Monday, December 12, 2011

Newt Gingrich: The White Party’s Candidate?

Newt Gingrich is the most anti-white candidate in the GOP presidential field. In fact, he may be one of the most anti-white Republicans ever. It is true that 81 percent of the jobs Rick Perry says he brought to Texas went to newly arrived immigrants (93 percent of whom were illegals), and he says that denying in-state tuition to illegals is heartless, but Newt Gingrich makes the him look like Tom Tancredo by comparison.

In the 2010 midterm elections, nearly 90 percent of votes for Republicans were cast by whites. John McCain’s support was of an identical complexion. Writing for The New York Times, Thomas Edsall, like Steve Sailer and Pat Buchanan before him, has dubbed the GOP “The White Party.” But rather than consolidating his proven white base and welcoming white working class voters who are increasingly defecting to the GOP, Newt Gingrich seems determined to dispossess that base while mollycoddling groups that will never vote for his party in significant numbers.

Since Ronald Reagan’s second term, Mr. Gingrich has been a proponent of the “Opportunity Society” platform that encourages property ownership. This was the prototype for President George W. Bush’s “Ownership Society,” which, in practice, meant lower mortgage standards for minorities, with an eye to winning Hispanic support.

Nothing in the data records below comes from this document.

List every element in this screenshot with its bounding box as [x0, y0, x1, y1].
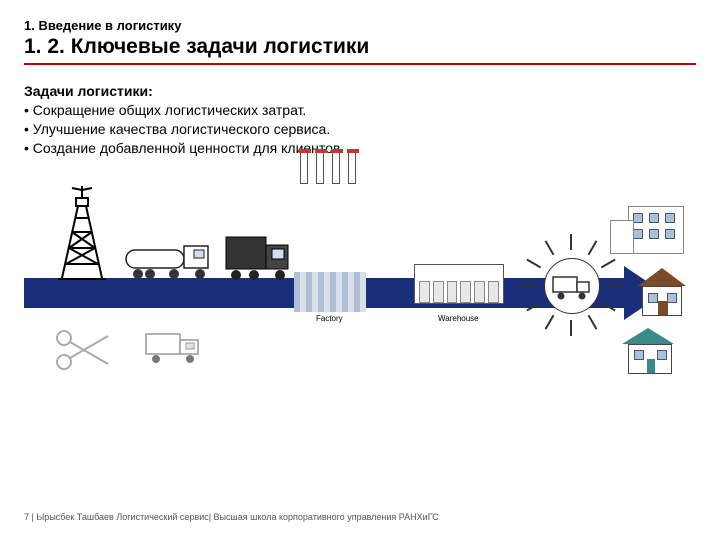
bullet-item: Улучшение качества логистического сервис… — [24, 120, 696, 139]
slide-title: 1. 2. Ключевые задачи логистики — [24, 35, 696, 63]
bullet-item: Сокращение общих логистических затрат. — [24, 101, 696, 120]
tanker-truck-icon — [124, 240, 214, 280]
bullet-item: Создание добавленной ценности для клиент… — [24, 139, 696, 158]
office-building-icon — [628, 206, 684, 254]
warehouse-icon — [414, 264, 504, 304]
office-side-icon — [610, 220, 634, 254]
tasks-list: Сокращение общих логистических затрат. У… — [24, 101, 696, 158]
tasks-subtitle: Задачи логистики: — [24, 83, 696, 99]
factory-label: Factory — [316, 314, 343, 323]
title-underline — [24, 63, 696, 65]
supply-chain-diagram: Factory Warehouse — [24, 178, 696, 398]
scissors-icon — [54, 328, 114, 372]
small-truck-icon — [144, 330, 204, 364]
supertitle: 1. Введение в логистику — [24, 18, 696, 33]
warehouse-label: Warehouse — [438, 314, 479, 323]
oil-derrick-icon — [52, 186, 112, 281]
slide-footer: 7 | Ырысбек Ташбаев Логистический сервис… — [24, 512, 439, 522]
semi-truck-icon — [224, 233, 294, 278]
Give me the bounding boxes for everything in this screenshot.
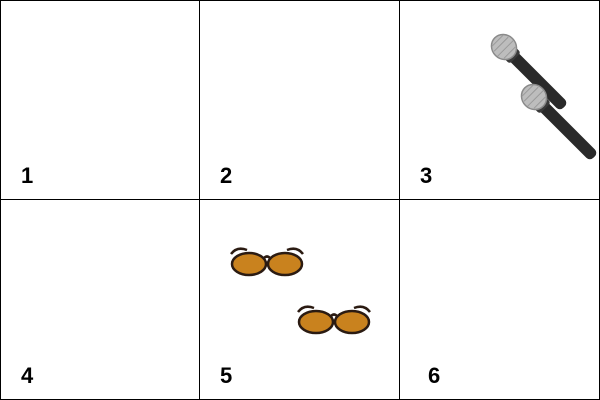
grid-cell-6: 6 [400, 200, 600, 400]
cell-number: 4 [21, 363, 34, 388]
grid-cell-3: 3 [400, 0, 600, 200]
microphone-icon [490, 33, 567, 110]
cell-number: 6 [428, 363, 441, 388]
sunglasses [230, 247, 371, 335]
grid-cell-1: 1 [0, 0, 200, 200]
cell-number: 2 [220, 163, 233, 188]
cell-number: 3 [420, 163, 433, 188]
grid-cell-5: 5 [200, 200, 400, 400]
grid-cell-4: 4 [0, 200, 200, 400]
grid-cell-2: 2 [200, 0, 400, 200]
microphones [490, 33, 597, 160]
sunglasses-icon [230, 247, 304, 277]
cell-number: 1 [21, 163, 34, 188]
microphone-icon [520, 83, 597, 160]
sunglasses-icon [297, 305, 371, 335]
cell-number: 5 [220, 363, 233, 388]
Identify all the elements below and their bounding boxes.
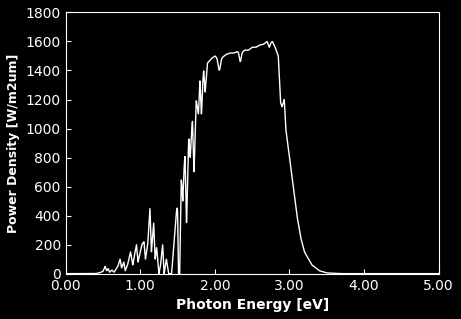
Y-axis label: Power Density [W/m2um]: Power Density [W/m2um] [7, 53, 20, 233]
X-axis label: Photon Energy [eV]: Photon Energy [eV] [176, 298, 329, 312]
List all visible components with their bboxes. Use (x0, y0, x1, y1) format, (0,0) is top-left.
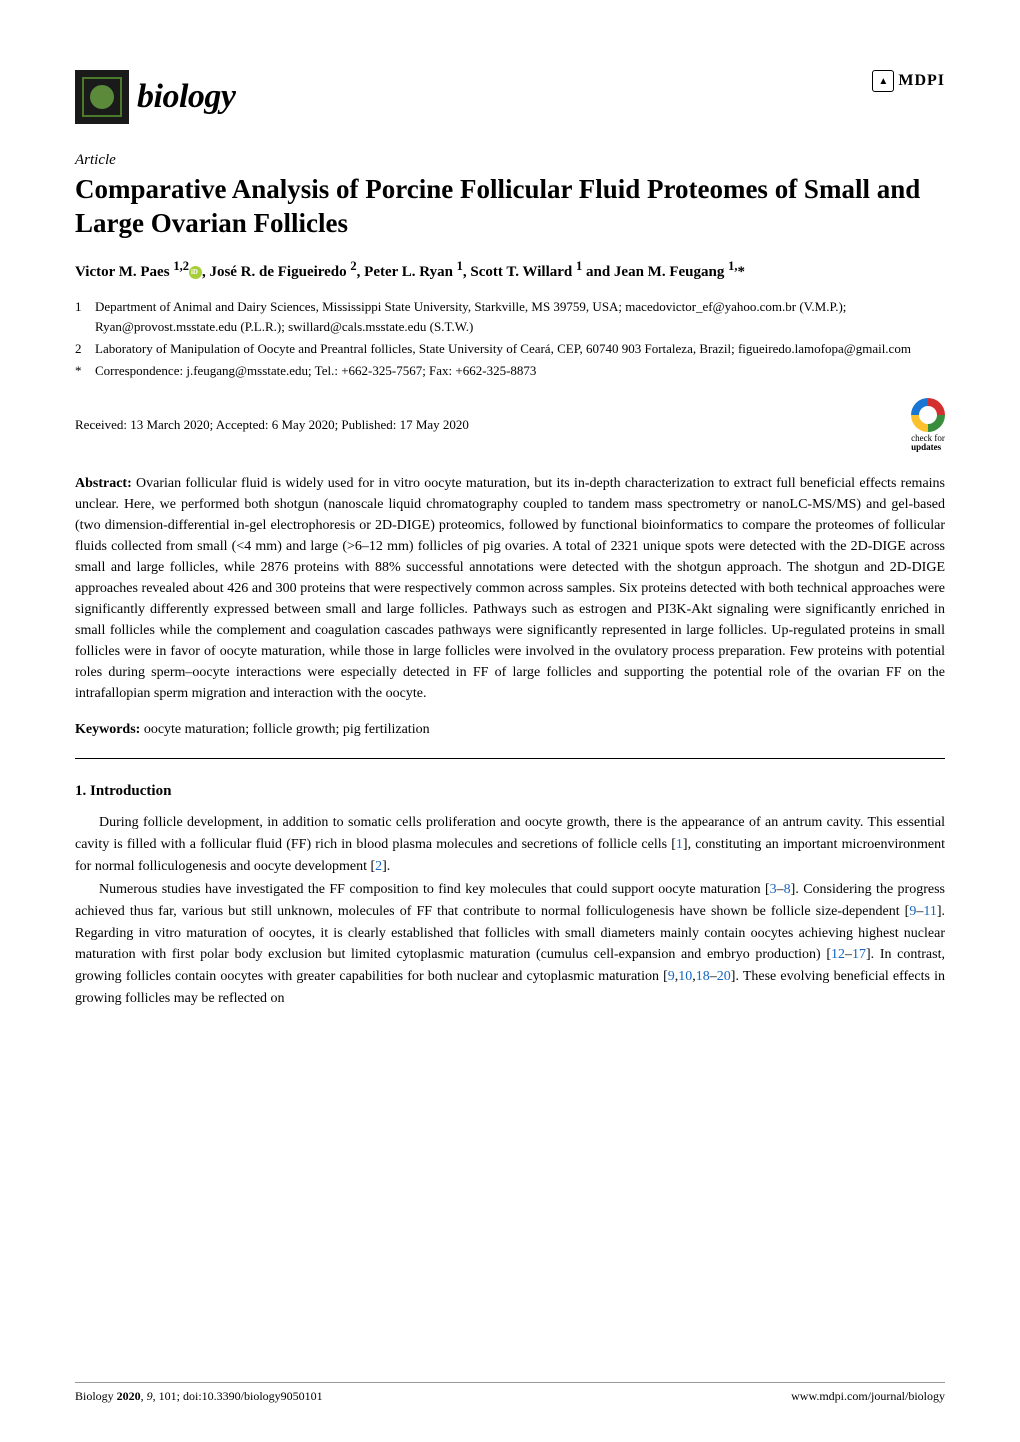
paragraph: Numerous studies have investigated the F… (75, 879, 945, 1009)
abstract: Abstract: Ovarian follicular fluid is wi… (75, 473, 945, 704)
dates-row: Received: 13 March 2020; Accepted: 6 May… (75, 398, 945, 454)
correspondence-mark: * (75, 361, 95, 381)
keywords: Keywords: oocyte maturation; follicle gr… (75, 722, 945, 738)
paragraph: During follicle development, in addition… (75, 812, 945, 877)
footer-citation: Biology 2020, 9, 101; doi:10.3390/biolog… (75, 1389, 323, 1404)
keywords-text: oocyte maturation; follicle growth; pig … (140, 722, 429, 737)
affiliations: 1Department of Animal and Dairy Sciences… (75, 297, 945, 382)
affiliation-text: Department of Animal and Dairy Sciences,… (95, 297, 945, 337)
section-divider (75, 758, 945, 759)
affiliation-text: Laboratory of Manipulation of Oocyte and… (95, 339, 911, 359)
publication-dates: Received: 13 March 2020; Accepted: 6 May… (75, 417, 469, 433)
abstract-label: Abstract: (75, 476, 132, 491)
journal-logo-block: biology (75, 70, 235, 124)
affiliation-num: 2 (75, 339, 95, 359)
updates-icon (911, 398, 945, 432)
correspondence-text: Correspondence: j.feugang@msstate.edu; T… (95, 361, 536, 381)
page-footer: Biology 2020, 9, 101; doi:10.3390/biolog… (75, 1382, 945, 1404)
updates-label: check forupdates (911, 434, 945, 454)
footer-url[interactable]: www.mdpi.com/journal/biology (791, 1389, 945, 1404)
article-type: Article (75, 152, 945, 169)
journal-name: biology (137, 78, 235, 116)
keywords-label: Keywords: (75, 722, 140, 737)
check-updates-badge[interactable]: check forupdates (911, 398, 945, 454)
publisher-name: MDPI (898, 72, 945, 90)
orcid-icon (189, 266, 202, 279)
article-title: Comparative Analysis of Porcine Follicul… (75, 173, 945, 241)
journal-logo-icon (75, 70, 129, 124)
body-text: During follicle development, in addition… (75, 812, 945, 1009)
section-heading: 1. Introduction (75, 783, 945, 800)
page-header: biology ▲ MDPI (75, 70, 945, 124)
abstract-text: Ovarian follicular fluid is widely used … (75, 476, 945, 701)
publisher-logo: ▲ MDPI (872, 70, 945, 92)
mdpi-icon: ▲ (872, 70, 894, 92)
authors-list: Victor M. Paes 1,2, José R. de Figueired… (75, 257, 945, 284)
affiliation-num: 1 (75, 297, 95, 337)
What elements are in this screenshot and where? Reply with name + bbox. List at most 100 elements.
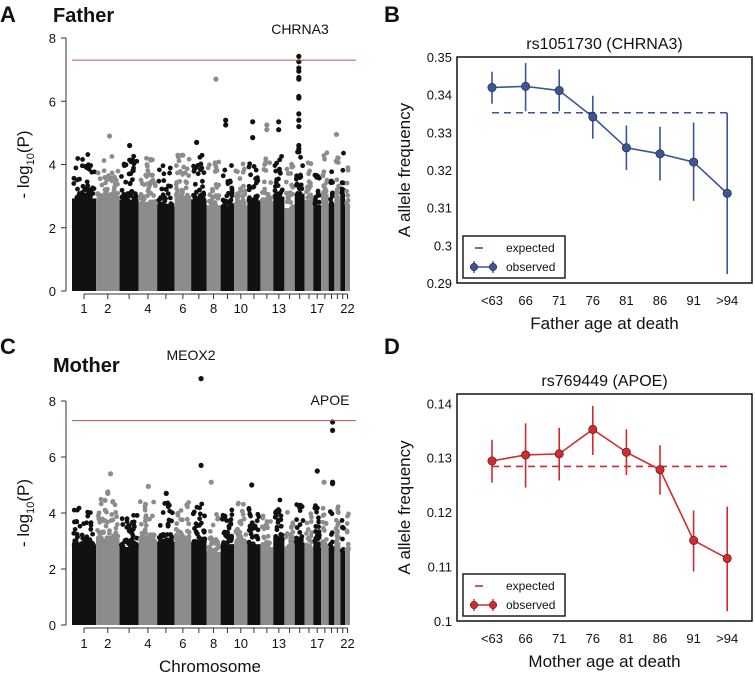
snp-point-chr2 — [98, 501, 104, 507]
snp-point-chr14 — [290, 184, 296, 190]
snp-point-chr12 — [267, 540, 272, 546]
snp-point-chr22 — [345, 165, 351, 171]
snp-point-chr7 — [201, 528, 206, 534]
observed-line — [491, 428, 728, 560]
snp-point-chr9 — [224, 193, 230, 199]
snp-point-chr4 — [147, 516, 152, 522]
snp-point-chr1 — [71, 175, 77, 181]
snp-point-chr16 — [305, 195, 311, 201]
snp-point-chr3 — [127, 180, 133, 186]
snp-point-chr4 — [141, 194, 146, 199]
plot-frame — [456, 393, 753, 622]
snp-point-chr3 — [130, 533, 136, 539]
snp-point-chr3 — [122, 197, 128, 203]
snp-point-chr4 — [147, 156, 153, 162]
snp-point-chr4 — [138, 521, 144, 527]
top-hit-chr7 — [198, 376, 204, 382]
observed-point — [521, 81, 531, 91]
snp-point-chr2 — [95, 528, 100, 533]
snp-point-chr18 — [320, 525, 326, 531]
snp-point-chr6 — [173, 536, 179, 541]
snp-point-chr2 — [113, 530, 119, 536]
snp-point-chr17 — [315, 188, 321, 194]
snp-point-chr5 — [164, 532, 170, 537]
snp-point-chr21 — [339, 548, 345, 554]
snp-point-chr1 — [72, 526, 78, 532]
snp-point-chr18 — [320, 543, 326, 549]
chromosome-11-block — [247, 200, 261, 291]
snp-point-chr10 — [239, 199, 245, 205]
snp-point-chr21 — [339, 191, 345, 196]
snp-point-chr6 — [184, 516, 190, 522]
snp-point-chr6 — [180, 152, 186, 158]
snp-point-chr6 — [186, 521, 192, 527]
snp-point-chr12 — [261, 179, 267, 185]
snp-point-chr5 — [168, 538, 174, 544]
snp-point-chr7 — [201, 196, 207, 202]
snp-point-chr11 — [246, 539, 252, 545]
y-tick-label: 0 — [49, 284, 56, 299]
top-hit-chr12 — [264, 127, 270, 133]
snp-point-chr7 — [192, 196, 198, 201]
snp-point-chr13 — [275, 520, 281, 525]
top-hit-chr4 — [145, 483, 151, 489]
snp-point-chr3 — [119, 174, 124, 179]
y-axis-label: A allele frequency — [395, 102, 414, 237]
snp-point-chr18 — [320, 539, 326, 545]
snp-point-chr8 — [207, 192, 213, 198]
snp-point-chr8 — [206, 549, 212, 555]
y-axis-label: - log10(P) — [14, 131, 37, 199]
top-hit-chr11 — [249, 482, 255, 488]
snp-point-chr10 — [235, 532, 241, 538]
x-tick-label: 17 — [310, 301, 324, 316]
top-hit-chr17 — [314, 468, 320, 474]
snp-point-chr2 — [98, 496, 104, 502]
x-tick-label: 8 — [210, 636, 217, 651]
snp-point-chr2 — [114, 514, 119, 520]
snp-point-chr6 — [185, 504, 190, 510]
snp-point-chr7 — [192, 181, 198, 187]
plot-frame — [456, 56, 753, 284]
snp-point-chr16 — [305, 527, 311, 532]
snp-point-chr7 — [199, 165, 205, 171]
snp-point-chr7 — [197, 187, 202, 193]
snp-point-chr3 — [119, 516, 125, 522]
snp-point-chr11 — [247, 197, 253, 203]
snp-point-chr19 — [327, 509, 333, 515]
top-hit-chr15 — [296, 76, 302, 82]
snp-point-chr5 — [168, 183, 173, 189]
snp-point-chr8 — [215, 539, 220, 545]
snp-point-chr17 — [313, 528, 319, 534]
snp-point-chr17 — [315, 536, 321, 542]
snp-point-chr9 — [220, 204, 226, 209]
top-hit-chr13 — [276, 127, 282, 133]
chromosome-11-block — [247, 544, 261, 625]
observed-point — [487, 83, 497, 93]
snp-point-chr12 — [265, 544, 271, 549]
panel-letter-c: C — [0, 334, 16, 359]
snp-point-chr3 — [119, 187, 125, 193]
snp-point-chr1 — [75, 534, 80, 540]
x-tick-label: 13 — [272, 301, 286, 316]
snp-point-chr1 — [71, 530, 77, 536]
snp-point-chr1 — [71, 542, 77, 548]
chromosome-9-block — [220, 206, 235, 291]
snp-point-chr22 — [344, 521, 350, 526]
snp-point-chr17 — [316, 515, 321, 521]
snp-point-chr11 — [246, 187, 252, 193]
snp-point-chr21 — [339, 518, 345, 523]
y-label-prefix: - log — [14, 514, 33, 547]
snp-point-chr13 — [276, 508, 282, 514]
snp-point-chr3 — [131, 161, 137, 167]
x-tick-label: 81 — [619, 631, 633, 646]
chromosome-10-block — [234, 205, 248, 291]
top-hit-chr2 — [107, 471, 114, 477]
observed-point — [689, 535, 699, 545]
chromosome-13-block — [273, 538, 285, 625]
snp-point-chr6 — [186, 500, 192, 505]
chromosome-12-block — [260, 200, 274, 291]
snp-point-chr11 — [253, 167, 259, 173]
snp-point-chr2 — [102, 497, 108, 503]
y-tick-label: 0.29 — [427, 276, 452, 291]
snp-point-chr1 — [84, 542, 90, 548]
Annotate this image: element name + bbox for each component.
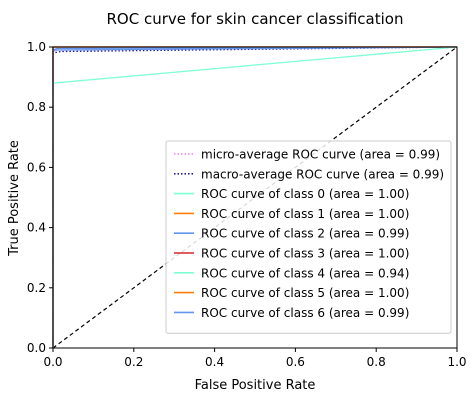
x-tick-label: 0.2 [124, 355, 143, 369]
legend-label-3: ROC curve of class 1 (area = 1.00) [201, 207, 409, 221]
legend-label-5: ROC curve of class 3 (area = 1.00) [201, 247, 409, 261]
y-tick-label: 0.4 [27, 221, 46, 235]
legend-label-2: ROC curve of class 0 (area = 1.00) [201, 187, 409, 201]
y-tick-label: 1.0 [27, 40, 46, 54]
y-tick-label: 0.2 [27, 281, 46, 295]
y-tick-label: 0.6 [27, 160, 46, 174]
legend-label-7: ROC curve of class 5 (area = 1.00) [201, 286, 409, 300]
y-axis-label: True Positive Rate [7, 140, 22, 257]
chart-title: ROC curve for skin cancer classification [107, 10, 404, 28]
x-tick-label: 0.6 [286, 355, 305, 369]
legend: micro-average ROC curve (area = 0.99) mac… [165, 140, 452, 334]
legend-label-0: micro-average ROC curve (area = 0.99) [201, 148, 440, 162]
y-tick-label: 0.0 [27, 341, 46, 355]
legend-label-8: ROC curve of class 6 (area = 0.99) [201, 306, 409, 320]
x-tick-label: 0.0 [43, 355, 62, 369]
legend-label-6: ROC curve of class 4 (area = 0.94) [201, 266, 409, 280]
y-axis-label-group: True Positive Rate [7, 140, 22, 257]
plot-frame [52, 46, 458, 349]
x-axis-label: False Positive Rate [195, 378, 316, 393]
legend-box [165, 140, 452, 334]
x-tick-label: 0.8 [367, 355, 386, 369]
x-tick-label: 0.4 [205, 355, 224, 369]
legend-label-1: macro-average ROC curve (area = 0.99) [201, 167, 444, 181]
x-tick-label: 1.0 [447, 355, 466, 369]
legend-label-4: ROC curve of class 2 (area = 0.99) [201, 227, 409, 241]
y-tick-label: 0.8 [27, 100, 46, 114]
ticks-layer: 0.0 0.2 0.4 0.6 0.8 1.0 0.0 0.2 0.4 0.6 0.8 1.0 [27, 40, 467, 369]
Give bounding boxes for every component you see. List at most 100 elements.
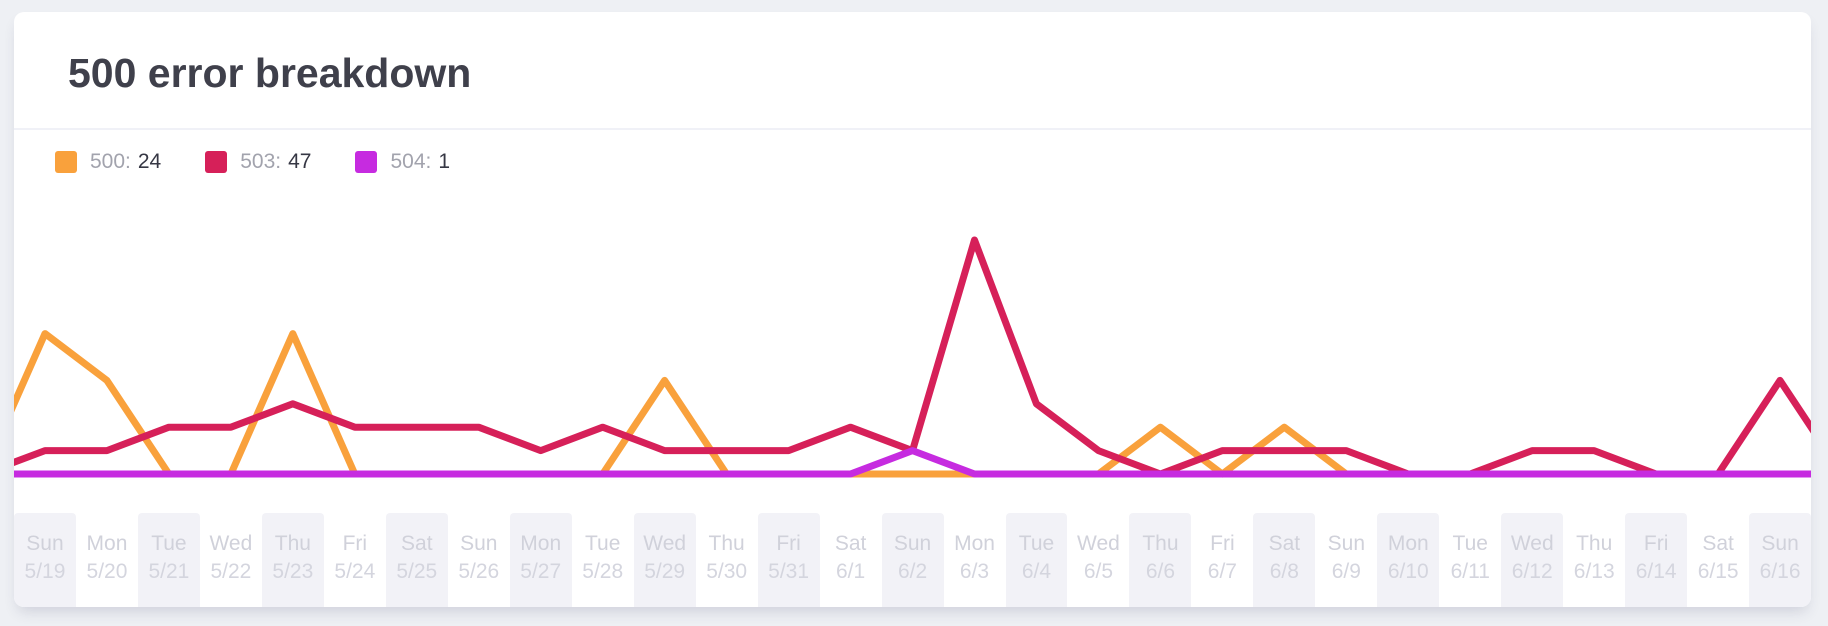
x-tick-6-8: Sat 6/8 — [1253, 513, 1316, 607]
tick-day-name: Sat — [834, 532, 867, 555]
tick-date: 5/25 — [396, 560, 438, 583]
tick-date: 6/14 — [1635, 560, 1677, 583]
tick-day-name: Fri — [342, 532, 368, 555]
tick-date: 6/9 — [1331, 560, 1361, 583]
x-tick-6-3: Mon 6/3 — [944, 513, 1006, 607]
tick-date: 5/23 — [272, 560, 314, 583]
x-tick-6-11: Tue 6/11 — [1439, 513, 1501, 607]
tick-day-name: Sat — [1268, 532, 1301, 555]
tick-date: 6/2 — [897, 560, 928, 583]
tick-date: 6/5 — [1083, 560, 1114, 583]
legend-swatch-500 — [55, 151, 77, 173]
x-tick-5-20: Mon 5/20 — [76, 513, 138, 607]
tick-date: 6/4 — [1021, 560, 1052, 583]
error-line-chart[interactable] — [14, 132, 1811, 484]
x-tick-6-16: Sun 6/16 — [1749, 513, 1811, 607]
x-tick-5-31: Fri 5/31 — [757, 513, 820, 607]
x-tick-6-2: Sun 6/2 — [881, 513, 944, 607]
error-breakdown-card: 500 error breakdown 500: 24 503: 47 504: 1 Su… — [14, 12, 1811, 607]
legend-count: 24 — [137, 150, 162, 173]
tick-day-name: Sun — [1327, 532, 1366, 555]
tick-day-name: Sat — [401, 532, 433, 555]
x-tick-5-27: Mon 5/27 — [509, 513, 572, 607]
chart-legend: 500: 24 503: 47 504: 1 — [55, 151, 450, 173]
tick-date: 5/19 — [24, 560, 66, 583]
tick-day-name: Fri — [776, 532, 801, 555]
x-axis-labels: Sun 5/19 Mon 5/20 Tue 5/21 Wed 5/22 Thu 5/23 Fri 5/… — [14, 513, 1811, 607]
series-504-line — [14, 447, 1811, 478]
tick-date: 5/31 — [768, 560, 810, 583]
tick-day-name: Thu — [708, 532, 745, 555]
legend-item-504[interactable]: 504: 1 — [355, 151, 450, 173]
legend-item-503[interactable]: 503: 47 — [205, 151, 311, 173]
tick-date: 6/1 — [835, 560, 866, 583]
tick-day-name: Mon — [954, 532, 995, 555]
x-tick-6-7: Fri 6/7 — [1191, 513, 1253, 607]
header-divider — [14, 128, 1811, 130]
x-tick-6-14: Fri 6/14 — [1625, 513, 1688, 607]
tick-day-name: Tue — [584, 532, 621, 555]
tick-date: 5/30 — [706, 560, 748, 583]
tick-day-name: Mon — [1387, 532, 1429, 555]
tick-day-name: Wed — [1510, 532, 1554, 555]
tick-day-name: Mon — [86, 532, 128, 555]
tick-date: 6/8 — [1269, 560, 1299, 583]
tick-day-name: Wed — [1077, 532, 1120, 555]
x-tick-5-28: Tue 5/28 — [572, 513, 634, 607]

Mr. Gingrich’s pandering is not limited to Hispanics. In 1997, when J.C. Watts called Jesse Jackson and then D.C. mayor Marion Barry “race hustling poverty pimps,” then-Speaker Gingrich apologized to Mr. Jackson on behalf of Congressman Watts, and invited him to sit in the Speaker’s gallery with his (second) wife during the State of the Union speech. In 2009, Mr. Gingrich teamed up with Al Sharpton for a five-city education tour “aimed at bridging the achievement gap for minorities in schools.”

Presidential candidates are fond of saying “my record speaks for itself.” In the case of Newt Gingrich, this is certainly true, and whites would do well to study his record closely before pulling the lever next year.